Chapitre 3
Lorsque la journée touche à sa fin, je décide de faire un détour par le marché. Les étalages sont presque vides et ce n'est pas rare en Janvier. Pour la plupart des habitants, chaque jour peut être le dernier. Tous se réunissent autour d'un bon repas même si l'appétit n'est pas souvent au rendez-vous. Il s'agit de veiller le soir et profiter des proches jusqu'à la dernière minute. Il arrive un temps où même les mois d'Exemption ne suffisent plus pour reprendre un rythme de vie détendu. Désormais, tout est calculé d'avance. Combien de temps nous reste-t-il ? Que peut-on envisager pour notre avenir si incertain ? Vais-je avoir des enfants de ma propre volonté ? Un bon travail ? Cela fait longtemps que toute motivation a disparu.
Je m'arrête devant quelques habits qui me plaisent et caresse le textile du bout des doigts. Ils sont si doux, si différents de mes vêtements rêches et fatigués par le temps. Je ne m'attarde pas sur ces amoncellements de tissus et me dirige vers les produits frais, ou plutôt ce qu'il en reste. Les récoltes naturelles deviennent de moins en moins accessibles mais certains fermiers se battent encore pour partager ce que produit leur terre.

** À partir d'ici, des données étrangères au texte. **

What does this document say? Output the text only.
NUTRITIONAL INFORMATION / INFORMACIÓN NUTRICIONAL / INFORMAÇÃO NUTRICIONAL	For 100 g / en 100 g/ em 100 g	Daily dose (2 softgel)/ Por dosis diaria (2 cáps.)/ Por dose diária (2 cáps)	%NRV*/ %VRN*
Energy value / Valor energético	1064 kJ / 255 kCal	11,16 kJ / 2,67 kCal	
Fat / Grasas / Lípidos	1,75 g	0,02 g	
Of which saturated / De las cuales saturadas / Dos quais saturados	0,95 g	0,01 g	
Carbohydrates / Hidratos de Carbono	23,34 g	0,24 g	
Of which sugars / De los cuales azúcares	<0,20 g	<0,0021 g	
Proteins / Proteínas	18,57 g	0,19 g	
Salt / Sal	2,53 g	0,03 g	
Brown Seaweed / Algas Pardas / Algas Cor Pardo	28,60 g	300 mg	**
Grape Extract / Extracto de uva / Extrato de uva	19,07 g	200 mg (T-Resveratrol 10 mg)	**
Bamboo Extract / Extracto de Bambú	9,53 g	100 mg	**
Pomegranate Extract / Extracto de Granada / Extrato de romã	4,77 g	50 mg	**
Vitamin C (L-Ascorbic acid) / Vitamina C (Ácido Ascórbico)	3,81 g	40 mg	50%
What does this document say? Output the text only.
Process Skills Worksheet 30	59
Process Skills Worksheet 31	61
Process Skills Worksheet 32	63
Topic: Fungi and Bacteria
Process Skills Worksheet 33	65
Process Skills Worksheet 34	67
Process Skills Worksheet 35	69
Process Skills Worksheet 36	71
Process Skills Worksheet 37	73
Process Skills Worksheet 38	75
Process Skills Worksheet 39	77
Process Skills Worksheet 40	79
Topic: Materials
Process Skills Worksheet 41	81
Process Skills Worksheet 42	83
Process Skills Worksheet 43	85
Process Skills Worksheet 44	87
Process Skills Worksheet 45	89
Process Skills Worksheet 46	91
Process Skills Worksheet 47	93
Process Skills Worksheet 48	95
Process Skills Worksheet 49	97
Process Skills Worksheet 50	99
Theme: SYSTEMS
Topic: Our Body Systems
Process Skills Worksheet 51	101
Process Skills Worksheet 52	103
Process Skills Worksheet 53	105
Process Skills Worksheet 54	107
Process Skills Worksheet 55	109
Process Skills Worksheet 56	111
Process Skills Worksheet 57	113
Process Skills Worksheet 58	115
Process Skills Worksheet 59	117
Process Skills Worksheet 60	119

J'arrive à trouver quelques tomates, un peu de salade et quelques framboises pour le dessert - en espérant qu'elles rappellent à ma mère le bon vieux temps - ainsi que des pommes de terre. Je continue de vadrouiller entre les stands de marchandises lorsque je tombe sur celui de Mr Frishberk et sa femme. Ce couple est de loin le plus vieux que je connaisse. Il est plutôt exceptionnel de croiser des personnes de leur âge. Il faut croire qu'ils ont toujours leur place parmi nous et j'en suis vraiment ravi. Ces personnes se sont toujours montrées si généreuses envers mon père et moi, lorsque nous venions nous fournir chez eux.
C'était du temps où lui et moi pouvions prendre un week-end complet pour partir pêcher, à plusieurs centaines de kilomètres d'ici, dans un endroit que nous gardions secret. Il m'assurait que le poisson était meilleur à cet endroit, mais il était évident qu'il souhaitait surtout prendre du recul sur ses journées de travail. J'étais sûrement assez grand pour m'en apercevoir, mais trop jeune pour comprendre son départ inexpliqué. C'est aujourd'hui, l'anniversaire de sa disparition. Je prépare quelques attentions pour que ma mère ne perde pas espoir, mais je vois dans ses yeux qu'elle ne s'attend plus à un miracle. Elle est persuadée qu'il a reçu la lettre Turquoise, mais qu'il l'a cachée pour ne pas nous inquiéter. A vrai dire, j'en suis persuadé aussi car c'est plus qu'une évidence.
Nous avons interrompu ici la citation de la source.